Vinny Ocean and Anthony Capo knew all about Joseph Garafano and the unseverable bond they now had with each other because of their participation in the end of Fred Weiss.
In the fall of 1991, Vinny Ocean knew Anthony Capo was a guy who did not panic when the bullets started flying, and that he could therefore rely on Anthony the golfer to carry out another important job. More often than not, the jobs the Mafia needed done involved making a problem go away. In this case, the problem was one of the biggest ever for the family. The problem was the acting boss.
In 1991, the boss of the family, John Riggi, was in jail.
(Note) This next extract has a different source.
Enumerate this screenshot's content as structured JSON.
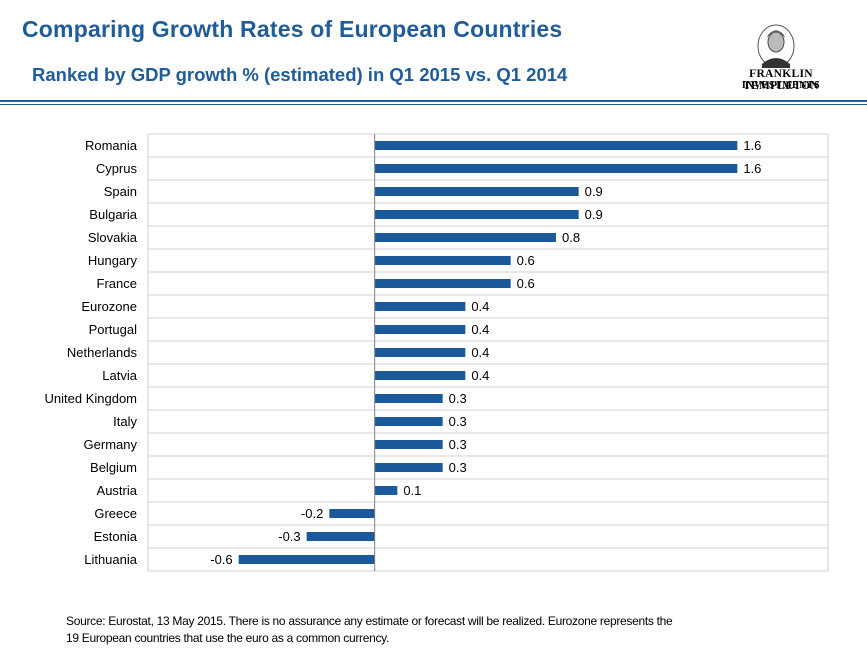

He had thoughtfully appointed a man he trusted to run things from the street as acting boss. The man’s name was John D’Amato. There was a problem. Practically nobody liked the man, and nearly everyone agreed that Riggi had become interested primarily in John D’Amato at the expense of the DeCavalcante crime family. To make things worse, John D’Amato was infuriating the other New York families. He was borrowing money
from the Gambinos and the Colombos, and he was not paying it back. At the same time he was out partying, spending freely, making it seem as if it was okay for him to spend other people’s money and never pay it back. Perhaps worst of all, John D’Amato was reinforcing the image of the DeCavalcante family as a bunch of amateur farmers.
Vinny Palermo and the rest of the DeCavalcante hierarchy decided it was time for John D’Amato to go.
On November 11, 1991, the FBI announced it had recruited a new Mafia informant named Salvatore Gravano, the underboss of the Gambino family. At the time Sammy Bull Gravano was not a household name. He was just a guy who was always seen on the street with John Gotti. Now he was front-page news. The FBI made it clear Sammy Bull was telling them a lot of things they had never
known before. Gangsters across New York and New Jersey— including John D’Amato—began popping Tums. John D’Amato had been involved in business with Sammy Bull, so he figured it was only a matter of time before the FBI showed up at his door. He decided this was an unpleasant image, and so he hit the road for Florida to stay out of sight until the Gravano hurricane subsided. While D’Amato was in Florida, his peers plotted his death in New York. Shortly before Thanksgiving, 1991, D’Amato suddenly showed up again in New York. Palermo and the reluctant capo, Anthony Rotondo, summoned two men to Rotondo’s office—Victor DiChiara and Anthony Capo.
During the meeting, DiChiara and Capo were ordered to kill D’Amato that very day. In the discussion, the other captains present—including Vinny Ocean—were willing to give the order themselves. They were not shy about becoming participants in this particular murder. One of the captains, however, was not quite as willing. Anthony Rotondo just sat there in silence, not saying one way or the other whether he wanted the job done. Anthony Capo— who’d been assigned to Rotondo, but did not respect him—was not happy about this. He then made it clear that anyone who asked him to go out and kill somebody would have to become part of the crime—a coconspirator. This was insurance. Rotondo, Capo felt, was trying to protect himself from implication by keeping his mouth shut.